According to internal correspondence seen by TechCrunch, contractors working to enhance Google's Gemini AI are comparing their responses to results from Anthropic's competitor Claude model.
When contacted by TechCrunch for comment, Google wouldn’t say whether it had received permission to make use of Claude in testing against Gemini.
As technology corporations race to develop higher AI models, the performance of those models is usually evaluated relative to competitors, typically by subjecting their very own models to industry benchmarks reasonably than having contractors rigorously evaluate their competitors' AI responses.
The contractors working on Gemini, who’re tasked with assessing the accuracy of the model results, must evaluate each answer they see based on several criteria, equivalent to truthfulness and comprehensiveness. According to correspondence seen by TechCrunch, contractors have as much as half-hour per prompt to work out which answer is best, Gemini's or Claude's.
According to the correspondence, the contractors recently noticed references to Anthropic's Claude on Google's internal platform, which they use to match Gemini with other unnamed AI models. At least one among the outcomes presented to Gemini contractors seen by TechCrunch specifically stated: “I’m Claude, created by Anthropic.”

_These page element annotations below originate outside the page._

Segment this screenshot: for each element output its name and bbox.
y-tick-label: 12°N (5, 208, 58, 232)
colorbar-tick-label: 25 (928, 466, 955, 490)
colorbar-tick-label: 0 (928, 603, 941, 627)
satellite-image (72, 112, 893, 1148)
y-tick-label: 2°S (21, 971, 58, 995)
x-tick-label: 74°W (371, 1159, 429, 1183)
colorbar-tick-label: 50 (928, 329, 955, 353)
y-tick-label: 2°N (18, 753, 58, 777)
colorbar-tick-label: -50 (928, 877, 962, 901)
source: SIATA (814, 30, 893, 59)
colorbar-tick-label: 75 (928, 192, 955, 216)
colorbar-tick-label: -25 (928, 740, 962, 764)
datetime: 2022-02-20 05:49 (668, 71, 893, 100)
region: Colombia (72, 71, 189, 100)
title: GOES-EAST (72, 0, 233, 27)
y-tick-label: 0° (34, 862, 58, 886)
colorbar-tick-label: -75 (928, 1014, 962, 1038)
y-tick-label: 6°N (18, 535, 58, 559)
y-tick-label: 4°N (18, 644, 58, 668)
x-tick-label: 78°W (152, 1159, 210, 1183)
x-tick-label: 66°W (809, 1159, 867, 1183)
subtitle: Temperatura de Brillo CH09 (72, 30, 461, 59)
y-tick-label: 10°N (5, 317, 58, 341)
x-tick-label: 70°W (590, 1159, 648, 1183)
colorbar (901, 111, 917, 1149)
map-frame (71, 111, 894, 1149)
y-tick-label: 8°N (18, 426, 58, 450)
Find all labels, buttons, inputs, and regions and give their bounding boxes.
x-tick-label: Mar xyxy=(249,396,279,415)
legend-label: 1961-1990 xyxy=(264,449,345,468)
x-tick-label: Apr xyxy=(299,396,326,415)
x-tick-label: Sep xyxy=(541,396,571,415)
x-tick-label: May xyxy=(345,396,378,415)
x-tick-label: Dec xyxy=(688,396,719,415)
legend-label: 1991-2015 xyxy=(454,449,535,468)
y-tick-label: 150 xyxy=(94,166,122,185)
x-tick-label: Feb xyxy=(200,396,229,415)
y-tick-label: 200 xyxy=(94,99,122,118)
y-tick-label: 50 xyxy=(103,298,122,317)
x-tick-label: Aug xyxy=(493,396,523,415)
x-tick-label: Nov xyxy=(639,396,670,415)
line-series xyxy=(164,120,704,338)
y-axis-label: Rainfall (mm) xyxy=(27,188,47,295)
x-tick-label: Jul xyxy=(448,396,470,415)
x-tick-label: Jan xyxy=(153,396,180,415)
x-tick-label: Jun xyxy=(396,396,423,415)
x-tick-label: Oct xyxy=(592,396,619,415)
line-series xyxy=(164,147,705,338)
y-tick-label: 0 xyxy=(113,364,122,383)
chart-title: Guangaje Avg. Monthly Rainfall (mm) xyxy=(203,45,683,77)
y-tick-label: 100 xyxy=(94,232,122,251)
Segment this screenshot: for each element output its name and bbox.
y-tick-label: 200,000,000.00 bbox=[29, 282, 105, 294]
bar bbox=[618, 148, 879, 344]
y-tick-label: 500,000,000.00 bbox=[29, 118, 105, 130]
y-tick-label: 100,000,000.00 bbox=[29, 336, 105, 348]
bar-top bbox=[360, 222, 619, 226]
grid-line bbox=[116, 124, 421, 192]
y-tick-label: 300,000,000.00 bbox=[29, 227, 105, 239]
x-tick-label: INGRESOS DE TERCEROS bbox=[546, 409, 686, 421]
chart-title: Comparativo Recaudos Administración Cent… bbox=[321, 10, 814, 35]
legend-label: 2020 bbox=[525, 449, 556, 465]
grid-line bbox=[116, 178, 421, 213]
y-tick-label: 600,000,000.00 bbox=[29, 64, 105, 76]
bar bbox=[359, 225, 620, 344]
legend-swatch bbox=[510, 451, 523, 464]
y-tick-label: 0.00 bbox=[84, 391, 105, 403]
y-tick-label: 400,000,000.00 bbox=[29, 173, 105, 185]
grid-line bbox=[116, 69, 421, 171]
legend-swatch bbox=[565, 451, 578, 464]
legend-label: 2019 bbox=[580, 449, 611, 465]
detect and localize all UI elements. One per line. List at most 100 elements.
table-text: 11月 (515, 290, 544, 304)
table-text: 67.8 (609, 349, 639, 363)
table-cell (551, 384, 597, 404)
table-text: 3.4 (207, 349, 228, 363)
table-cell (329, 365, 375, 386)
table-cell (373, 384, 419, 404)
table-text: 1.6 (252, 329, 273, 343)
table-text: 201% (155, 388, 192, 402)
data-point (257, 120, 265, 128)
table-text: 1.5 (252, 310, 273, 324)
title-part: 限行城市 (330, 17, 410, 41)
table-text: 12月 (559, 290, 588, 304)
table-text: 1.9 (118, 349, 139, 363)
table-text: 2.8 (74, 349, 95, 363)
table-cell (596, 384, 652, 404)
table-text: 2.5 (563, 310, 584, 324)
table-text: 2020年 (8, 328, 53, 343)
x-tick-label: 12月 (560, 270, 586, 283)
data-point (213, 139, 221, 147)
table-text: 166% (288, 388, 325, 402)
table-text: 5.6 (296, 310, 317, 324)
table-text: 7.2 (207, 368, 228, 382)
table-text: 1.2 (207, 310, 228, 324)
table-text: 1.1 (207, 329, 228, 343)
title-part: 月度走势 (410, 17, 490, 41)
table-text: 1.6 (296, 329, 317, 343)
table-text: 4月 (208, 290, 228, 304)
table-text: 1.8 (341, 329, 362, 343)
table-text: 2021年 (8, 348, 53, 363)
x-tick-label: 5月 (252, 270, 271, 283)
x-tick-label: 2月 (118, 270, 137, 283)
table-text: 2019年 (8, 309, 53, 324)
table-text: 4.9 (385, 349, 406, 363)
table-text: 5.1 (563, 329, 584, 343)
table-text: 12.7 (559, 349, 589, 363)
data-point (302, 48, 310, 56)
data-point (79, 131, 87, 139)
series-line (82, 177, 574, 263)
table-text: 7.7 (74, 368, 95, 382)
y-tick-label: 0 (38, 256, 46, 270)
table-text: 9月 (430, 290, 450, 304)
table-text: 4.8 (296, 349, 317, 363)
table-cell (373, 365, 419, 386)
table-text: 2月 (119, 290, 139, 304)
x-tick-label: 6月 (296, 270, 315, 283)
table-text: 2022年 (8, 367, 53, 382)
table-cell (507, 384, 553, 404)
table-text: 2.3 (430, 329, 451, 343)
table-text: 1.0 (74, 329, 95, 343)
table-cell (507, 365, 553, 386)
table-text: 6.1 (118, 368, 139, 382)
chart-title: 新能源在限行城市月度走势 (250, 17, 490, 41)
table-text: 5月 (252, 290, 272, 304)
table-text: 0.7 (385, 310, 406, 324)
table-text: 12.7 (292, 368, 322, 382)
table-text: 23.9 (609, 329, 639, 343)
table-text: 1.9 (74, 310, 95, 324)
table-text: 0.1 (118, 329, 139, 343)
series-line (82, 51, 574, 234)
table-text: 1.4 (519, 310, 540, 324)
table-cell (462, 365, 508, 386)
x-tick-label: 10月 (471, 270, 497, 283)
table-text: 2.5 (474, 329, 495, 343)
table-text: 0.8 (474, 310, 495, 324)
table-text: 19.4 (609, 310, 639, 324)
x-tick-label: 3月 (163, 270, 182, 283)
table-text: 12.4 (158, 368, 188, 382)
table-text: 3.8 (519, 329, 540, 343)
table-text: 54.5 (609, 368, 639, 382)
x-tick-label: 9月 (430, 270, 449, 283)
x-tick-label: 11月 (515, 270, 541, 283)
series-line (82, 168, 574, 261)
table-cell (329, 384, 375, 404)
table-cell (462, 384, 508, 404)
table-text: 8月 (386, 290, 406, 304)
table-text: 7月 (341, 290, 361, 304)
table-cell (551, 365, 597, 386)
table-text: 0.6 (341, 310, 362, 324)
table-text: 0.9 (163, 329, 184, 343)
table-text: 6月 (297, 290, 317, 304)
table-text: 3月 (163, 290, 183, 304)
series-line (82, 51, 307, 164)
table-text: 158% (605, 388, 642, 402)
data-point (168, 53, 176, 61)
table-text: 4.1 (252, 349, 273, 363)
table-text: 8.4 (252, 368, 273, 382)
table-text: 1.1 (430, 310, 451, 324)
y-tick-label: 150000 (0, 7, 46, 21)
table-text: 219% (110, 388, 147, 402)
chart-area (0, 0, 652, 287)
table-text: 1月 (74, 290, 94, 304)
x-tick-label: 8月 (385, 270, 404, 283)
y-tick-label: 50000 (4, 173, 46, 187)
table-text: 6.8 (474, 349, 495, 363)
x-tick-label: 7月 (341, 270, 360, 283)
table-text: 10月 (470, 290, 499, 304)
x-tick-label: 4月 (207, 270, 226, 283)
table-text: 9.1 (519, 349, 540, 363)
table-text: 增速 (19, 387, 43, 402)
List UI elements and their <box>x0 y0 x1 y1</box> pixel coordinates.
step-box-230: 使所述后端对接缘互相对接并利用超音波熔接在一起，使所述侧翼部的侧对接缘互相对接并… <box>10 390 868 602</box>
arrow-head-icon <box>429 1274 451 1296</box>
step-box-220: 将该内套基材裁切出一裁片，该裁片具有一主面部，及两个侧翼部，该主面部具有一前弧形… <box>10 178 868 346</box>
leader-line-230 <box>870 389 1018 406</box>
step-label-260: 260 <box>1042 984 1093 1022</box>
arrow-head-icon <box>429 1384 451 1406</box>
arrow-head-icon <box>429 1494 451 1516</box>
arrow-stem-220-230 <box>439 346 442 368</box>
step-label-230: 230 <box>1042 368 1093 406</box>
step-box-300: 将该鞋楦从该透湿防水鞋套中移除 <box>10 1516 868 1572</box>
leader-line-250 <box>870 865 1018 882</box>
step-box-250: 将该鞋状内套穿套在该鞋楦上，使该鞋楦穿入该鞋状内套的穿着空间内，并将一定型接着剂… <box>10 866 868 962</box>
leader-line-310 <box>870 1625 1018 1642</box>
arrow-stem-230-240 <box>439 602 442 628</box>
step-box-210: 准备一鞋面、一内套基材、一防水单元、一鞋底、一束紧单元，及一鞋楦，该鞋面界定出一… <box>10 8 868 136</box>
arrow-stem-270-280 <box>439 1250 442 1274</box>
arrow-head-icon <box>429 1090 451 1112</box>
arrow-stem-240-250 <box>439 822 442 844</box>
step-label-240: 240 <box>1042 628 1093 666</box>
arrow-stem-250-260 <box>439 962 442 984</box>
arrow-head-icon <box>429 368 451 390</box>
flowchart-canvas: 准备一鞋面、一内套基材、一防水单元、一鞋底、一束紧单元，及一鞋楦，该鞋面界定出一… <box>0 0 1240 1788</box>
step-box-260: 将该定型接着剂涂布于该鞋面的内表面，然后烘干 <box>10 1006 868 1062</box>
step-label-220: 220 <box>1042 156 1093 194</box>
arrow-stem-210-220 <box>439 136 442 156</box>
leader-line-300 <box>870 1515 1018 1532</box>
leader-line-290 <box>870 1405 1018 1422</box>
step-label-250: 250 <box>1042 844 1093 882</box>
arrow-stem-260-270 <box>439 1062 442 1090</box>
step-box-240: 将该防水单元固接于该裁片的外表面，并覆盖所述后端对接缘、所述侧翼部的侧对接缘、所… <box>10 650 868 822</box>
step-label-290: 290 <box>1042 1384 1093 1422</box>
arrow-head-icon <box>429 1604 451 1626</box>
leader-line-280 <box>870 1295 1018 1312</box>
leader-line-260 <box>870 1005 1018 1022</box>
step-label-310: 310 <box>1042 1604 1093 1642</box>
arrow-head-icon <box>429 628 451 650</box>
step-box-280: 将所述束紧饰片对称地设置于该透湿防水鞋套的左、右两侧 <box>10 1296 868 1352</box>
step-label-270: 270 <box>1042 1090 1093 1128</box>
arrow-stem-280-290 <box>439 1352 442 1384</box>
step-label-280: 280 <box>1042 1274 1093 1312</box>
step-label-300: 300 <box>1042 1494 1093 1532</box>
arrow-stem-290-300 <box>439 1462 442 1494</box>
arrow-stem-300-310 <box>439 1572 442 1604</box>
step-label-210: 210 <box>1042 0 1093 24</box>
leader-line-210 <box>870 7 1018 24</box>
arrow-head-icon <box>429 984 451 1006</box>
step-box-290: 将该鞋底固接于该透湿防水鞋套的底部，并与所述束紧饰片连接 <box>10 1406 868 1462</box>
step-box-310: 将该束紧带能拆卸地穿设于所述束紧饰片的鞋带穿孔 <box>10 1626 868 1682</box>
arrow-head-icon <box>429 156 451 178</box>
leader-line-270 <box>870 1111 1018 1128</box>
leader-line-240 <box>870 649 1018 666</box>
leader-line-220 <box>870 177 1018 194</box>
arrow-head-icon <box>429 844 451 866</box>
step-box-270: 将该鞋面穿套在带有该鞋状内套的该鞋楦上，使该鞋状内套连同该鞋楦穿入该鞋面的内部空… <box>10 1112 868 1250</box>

An internal chat showed that contractors noticed that Claude's responses looked as if it would place more emphasis on security than Gemini. “Claude’s security settings are the strictest” among the many AI models, one contractor wrote. In certain cases, Claude wouldn’t reply to prompts it deemed unsafe, equivalent to role-playing one other AI assistant. In one other case, Claude avoided answering a request, while Gemini's response was deemed a “major security breach” since it included “nudity and bondage.”
Anthropics industrial terms of use Ban customers from accessing Claude “to develop a competing services or products” or “to coach competing AI models” without Anthropic’s approval. Google is a serious investor in Anthropic.
Shira McNamara, a spokeswoman for Google DeepMind, which runs Gemini, declined to say when asked by TechCrunch whether Google received permission from Anthropic to access Claude. When contacted prior to publication, an Anthropic spokesperson had no comment at press time.
McNamara said that DeepMind compares “model outputs” for assessments, but Gemini doesn’t train on anthropic models.
“Of course, as a part of our evaluation process, in some cases consistent with industry practice, we compare model results,” McNamara said. “However, any claim that we used anthropic models to coach twins is inaccurate.”
Last week, TechCrunch exclusively reported that Google contractors working on the corporate's AI products will now be forced to guage Gemini's AI responses in areas outside of their expertise. Internal correspondence expressed concerns from contractors that Gemini could generate inaccurate information on highly sensitive topics equivalent to healthcare.